Since Time – Nicky Reed

Another brilliant piece from a GUNNAS WRITING MASTERCLASS writer.

008images-1Eighteen months is forever to a dragonfly. Ask that dead one on the deck that the cat hasn’t had the decency to eat. She eats everything else. Especially possum face, but that’s another story.

Eighteen months is a long time and no time at all.

My sister, Libby, died eighteen months ago. She was forty-two. She died at about eight o’clock at night, on her couch, of a heart attack. We think. Most of the time it doesn’t matter how she went, she’s gone and that’s the important bit, but mixed drug toxicity is doubtful. Still, I reckon she didn’t commit suicide because in her home, on her couch, with her partner making dinner, is a far cry from her down at the park beside Safeway. Her regular picnic table, razor blades, panic, Panadol with rum and coke to wash them down. Packets and packets of the stuff, she had.

Eighteen months and I’m still shocked.

Eighteen months and I’d give anything, anything, for another two minutes. To hold her hand, hear a joke – fuck, she was funny – to hear her breathy hello one last time. But she’s gone and the days roll on by.

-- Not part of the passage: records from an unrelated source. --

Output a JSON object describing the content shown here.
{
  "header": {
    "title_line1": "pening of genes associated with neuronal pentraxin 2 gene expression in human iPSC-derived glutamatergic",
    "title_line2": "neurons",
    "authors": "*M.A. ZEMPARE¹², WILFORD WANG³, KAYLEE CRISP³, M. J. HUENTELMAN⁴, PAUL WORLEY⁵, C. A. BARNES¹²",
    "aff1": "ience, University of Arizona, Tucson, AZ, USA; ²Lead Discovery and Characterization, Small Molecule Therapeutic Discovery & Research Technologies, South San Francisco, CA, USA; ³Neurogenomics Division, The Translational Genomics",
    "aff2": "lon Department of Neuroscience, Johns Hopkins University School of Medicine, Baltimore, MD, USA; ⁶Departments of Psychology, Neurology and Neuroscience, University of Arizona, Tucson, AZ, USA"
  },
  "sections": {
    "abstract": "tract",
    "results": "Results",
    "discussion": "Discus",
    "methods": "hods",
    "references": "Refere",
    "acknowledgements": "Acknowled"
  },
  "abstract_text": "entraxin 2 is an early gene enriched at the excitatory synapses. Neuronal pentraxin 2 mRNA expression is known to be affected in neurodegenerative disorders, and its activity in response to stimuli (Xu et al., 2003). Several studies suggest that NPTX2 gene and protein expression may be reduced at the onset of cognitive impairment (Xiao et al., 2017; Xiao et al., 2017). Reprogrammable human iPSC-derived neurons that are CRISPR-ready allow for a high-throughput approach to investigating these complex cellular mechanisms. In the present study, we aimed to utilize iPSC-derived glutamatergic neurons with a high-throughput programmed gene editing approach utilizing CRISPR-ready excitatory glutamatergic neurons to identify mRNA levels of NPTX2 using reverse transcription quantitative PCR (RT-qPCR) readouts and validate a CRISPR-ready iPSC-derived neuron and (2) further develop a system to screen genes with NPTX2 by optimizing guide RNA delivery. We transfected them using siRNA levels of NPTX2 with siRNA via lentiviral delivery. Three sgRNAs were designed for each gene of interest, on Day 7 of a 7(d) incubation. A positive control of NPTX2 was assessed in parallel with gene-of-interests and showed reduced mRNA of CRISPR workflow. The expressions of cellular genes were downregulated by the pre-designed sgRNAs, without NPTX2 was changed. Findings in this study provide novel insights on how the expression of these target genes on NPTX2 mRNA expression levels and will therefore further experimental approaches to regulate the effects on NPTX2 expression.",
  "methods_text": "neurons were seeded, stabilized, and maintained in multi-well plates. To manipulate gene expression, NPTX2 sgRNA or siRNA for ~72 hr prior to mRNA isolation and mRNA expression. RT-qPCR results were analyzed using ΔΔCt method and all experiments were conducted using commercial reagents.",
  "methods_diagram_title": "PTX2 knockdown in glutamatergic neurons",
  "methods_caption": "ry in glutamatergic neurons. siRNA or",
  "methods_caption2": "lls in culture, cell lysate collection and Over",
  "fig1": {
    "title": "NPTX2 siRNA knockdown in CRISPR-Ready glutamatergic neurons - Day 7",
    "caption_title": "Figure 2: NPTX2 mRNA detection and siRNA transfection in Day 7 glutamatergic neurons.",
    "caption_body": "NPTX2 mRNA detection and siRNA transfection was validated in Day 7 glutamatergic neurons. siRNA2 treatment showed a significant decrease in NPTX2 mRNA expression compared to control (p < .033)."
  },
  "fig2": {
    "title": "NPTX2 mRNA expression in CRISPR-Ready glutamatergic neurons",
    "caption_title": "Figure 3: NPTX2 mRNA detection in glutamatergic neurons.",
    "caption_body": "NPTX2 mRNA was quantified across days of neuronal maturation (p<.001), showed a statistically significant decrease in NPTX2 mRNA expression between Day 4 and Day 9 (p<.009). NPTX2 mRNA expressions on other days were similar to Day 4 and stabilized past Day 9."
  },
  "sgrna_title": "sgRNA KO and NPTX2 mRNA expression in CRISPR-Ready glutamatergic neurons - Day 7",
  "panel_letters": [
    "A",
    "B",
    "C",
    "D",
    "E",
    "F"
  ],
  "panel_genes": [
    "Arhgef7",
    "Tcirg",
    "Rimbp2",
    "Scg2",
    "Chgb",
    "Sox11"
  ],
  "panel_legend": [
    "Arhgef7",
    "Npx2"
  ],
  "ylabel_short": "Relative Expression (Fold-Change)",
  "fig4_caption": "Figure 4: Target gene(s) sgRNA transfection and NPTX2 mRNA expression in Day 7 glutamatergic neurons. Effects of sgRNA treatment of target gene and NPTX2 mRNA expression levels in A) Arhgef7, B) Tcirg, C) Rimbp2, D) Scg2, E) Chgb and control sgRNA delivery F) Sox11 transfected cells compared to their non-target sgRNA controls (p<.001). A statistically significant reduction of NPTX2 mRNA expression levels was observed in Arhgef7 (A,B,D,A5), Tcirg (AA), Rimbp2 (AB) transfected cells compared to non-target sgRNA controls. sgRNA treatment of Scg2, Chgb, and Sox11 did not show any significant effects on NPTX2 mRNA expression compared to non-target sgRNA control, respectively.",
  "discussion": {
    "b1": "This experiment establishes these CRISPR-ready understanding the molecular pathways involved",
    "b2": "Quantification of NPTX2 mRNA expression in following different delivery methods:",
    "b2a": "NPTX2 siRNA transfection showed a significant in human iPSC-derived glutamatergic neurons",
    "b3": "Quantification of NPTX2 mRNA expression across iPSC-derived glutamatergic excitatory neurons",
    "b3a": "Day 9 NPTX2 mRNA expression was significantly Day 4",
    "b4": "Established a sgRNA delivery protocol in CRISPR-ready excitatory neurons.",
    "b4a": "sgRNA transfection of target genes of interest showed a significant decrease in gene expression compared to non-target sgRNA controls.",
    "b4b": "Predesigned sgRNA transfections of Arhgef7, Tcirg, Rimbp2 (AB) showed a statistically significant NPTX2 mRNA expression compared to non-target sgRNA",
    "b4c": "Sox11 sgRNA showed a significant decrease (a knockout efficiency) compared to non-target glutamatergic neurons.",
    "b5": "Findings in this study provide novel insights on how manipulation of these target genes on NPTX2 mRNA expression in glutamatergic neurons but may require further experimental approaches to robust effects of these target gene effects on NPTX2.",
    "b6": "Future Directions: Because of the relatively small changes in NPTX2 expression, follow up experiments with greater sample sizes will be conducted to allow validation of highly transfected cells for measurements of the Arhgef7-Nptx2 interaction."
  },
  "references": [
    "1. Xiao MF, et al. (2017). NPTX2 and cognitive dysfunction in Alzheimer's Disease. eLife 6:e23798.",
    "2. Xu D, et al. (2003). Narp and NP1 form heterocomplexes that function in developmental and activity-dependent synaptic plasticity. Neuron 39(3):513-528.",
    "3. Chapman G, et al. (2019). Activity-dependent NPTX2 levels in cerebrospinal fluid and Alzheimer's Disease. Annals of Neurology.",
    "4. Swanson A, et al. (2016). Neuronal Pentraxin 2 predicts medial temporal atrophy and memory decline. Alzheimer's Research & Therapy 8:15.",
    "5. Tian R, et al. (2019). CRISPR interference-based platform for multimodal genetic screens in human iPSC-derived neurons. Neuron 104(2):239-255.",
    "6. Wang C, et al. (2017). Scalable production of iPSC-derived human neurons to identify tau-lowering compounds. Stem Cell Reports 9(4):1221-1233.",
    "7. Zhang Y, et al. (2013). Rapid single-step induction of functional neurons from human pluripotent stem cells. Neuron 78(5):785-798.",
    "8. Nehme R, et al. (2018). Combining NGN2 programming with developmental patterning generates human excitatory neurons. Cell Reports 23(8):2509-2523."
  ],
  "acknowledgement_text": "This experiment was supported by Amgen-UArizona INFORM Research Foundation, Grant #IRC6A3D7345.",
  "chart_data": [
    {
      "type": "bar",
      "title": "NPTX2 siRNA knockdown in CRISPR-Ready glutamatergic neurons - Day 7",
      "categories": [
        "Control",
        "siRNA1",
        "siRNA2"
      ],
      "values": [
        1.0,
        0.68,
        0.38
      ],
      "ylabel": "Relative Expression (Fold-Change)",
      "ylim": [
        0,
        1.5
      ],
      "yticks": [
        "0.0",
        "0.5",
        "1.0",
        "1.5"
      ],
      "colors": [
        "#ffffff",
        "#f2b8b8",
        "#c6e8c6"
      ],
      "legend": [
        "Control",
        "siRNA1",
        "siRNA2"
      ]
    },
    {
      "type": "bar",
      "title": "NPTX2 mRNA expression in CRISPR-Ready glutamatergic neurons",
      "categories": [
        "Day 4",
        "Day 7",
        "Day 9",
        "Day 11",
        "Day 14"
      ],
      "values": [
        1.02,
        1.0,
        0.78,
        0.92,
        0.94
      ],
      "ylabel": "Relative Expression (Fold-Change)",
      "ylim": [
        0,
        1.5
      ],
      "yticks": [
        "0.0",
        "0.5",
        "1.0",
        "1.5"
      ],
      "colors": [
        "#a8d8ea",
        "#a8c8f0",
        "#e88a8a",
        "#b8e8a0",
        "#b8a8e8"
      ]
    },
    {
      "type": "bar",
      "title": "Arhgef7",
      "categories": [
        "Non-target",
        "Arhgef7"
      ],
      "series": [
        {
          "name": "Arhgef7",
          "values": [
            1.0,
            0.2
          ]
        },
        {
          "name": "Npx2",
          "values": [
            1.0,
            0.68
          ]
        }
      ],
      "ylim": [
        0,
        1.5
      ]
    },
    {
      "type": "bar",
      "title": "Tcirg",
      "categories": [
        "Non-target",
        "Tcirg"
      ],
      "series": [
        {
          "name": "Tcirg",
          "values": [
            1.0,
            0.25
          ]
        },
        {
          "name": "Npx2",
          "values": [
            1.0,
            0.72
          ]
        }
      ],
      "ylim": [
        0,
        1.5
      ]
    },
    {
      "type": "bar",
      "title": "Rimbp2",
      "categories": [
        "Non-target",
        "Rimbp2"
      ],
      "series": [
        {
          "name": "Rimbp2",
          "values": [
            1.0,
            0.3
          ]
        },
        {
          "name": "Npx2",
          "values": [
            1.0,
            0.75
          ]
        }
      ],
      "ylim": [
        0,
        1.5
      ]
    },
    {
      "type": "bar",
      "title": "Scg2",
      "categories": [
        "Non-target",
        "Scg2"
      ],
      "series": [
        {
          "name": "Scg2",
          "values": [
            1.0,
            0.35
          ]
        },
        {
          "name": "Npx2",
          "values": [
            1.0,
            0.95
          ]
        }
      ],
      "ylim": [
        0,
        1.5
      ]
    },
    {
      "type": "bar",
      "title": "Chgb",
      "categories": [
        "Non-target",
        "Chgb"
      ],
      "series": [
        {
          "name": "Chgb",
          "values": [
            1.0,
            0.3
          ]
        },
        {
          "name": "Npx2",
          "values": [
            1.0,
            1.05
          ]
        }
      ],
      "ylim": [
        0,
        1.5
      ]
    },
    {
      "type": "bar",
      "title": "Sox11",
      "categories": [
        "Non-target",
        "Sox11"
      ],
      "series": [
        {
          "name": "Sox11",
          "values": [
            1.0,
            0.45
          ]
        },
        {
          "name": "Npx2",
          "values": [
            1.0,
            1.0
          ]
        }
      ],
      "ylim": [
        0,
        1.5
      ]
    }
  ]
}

So, I’m living this life of two halves.

Forty-three years of being Libby’s elder sister and this new life without her. I’m living Since Time. Since the cops came to may house early one morning and I climbed the stairs to hear that my sister had died. I think I said how did she do it? I know I shouted no, no, no, and crumpled like they do in Hollywood.

The tears you cry this far down the road are different from the tears of the first day, or first month, and they’re different from the tears of the first year anniversary. There is less spring, they don’t leap out of your face and onto strangers like they used to. That’s good. And they don’t clag up your voice and wet your sleeve quite as much as they did before.

It’s not because the tears aren’t there.

There are a million things I’ve learnt in this the second half of my life, everybody has a dead someone, Madonna must be listened to with tissues, and Libby was many things to many people. She is remembered. And tear management, ya gotta do your tear management. I try not to put myself in situations where I might cry, or, I put myself in places where I’ll cry and be done with it.

So it’s a sad and knowing second half, this life, but it’s a great second half, too. I’ve learned it’s okay to cry, to miss my little sister like fucken, excruciating Hell. I’ve discovered there’s happiness in that missing. Smile and cry, smile and cry.

Loss hasn’t made me a better person. I still get things wrong, I forget to sign permission slips and if I had a dollar for every time I’ve said, shit, was that today?! I’d be able to hire myself a secretary and never say those words again. But loss has made me humble, has let me see. It’s a looking second half.

I Googled and dragonflies don’t really live for only one day, their life cycle is about six months. That dead dragonfly on the deck, its wings like wire, its body a shining green fuselage, here for a day, six months, whatever, it was here. That’s the point. I’ve remembered it. Libby was here for forty-two years, they weren’t all splendid, but some of them were damn remarkable. Eighteen months into my second half, this new life, I’m remembering.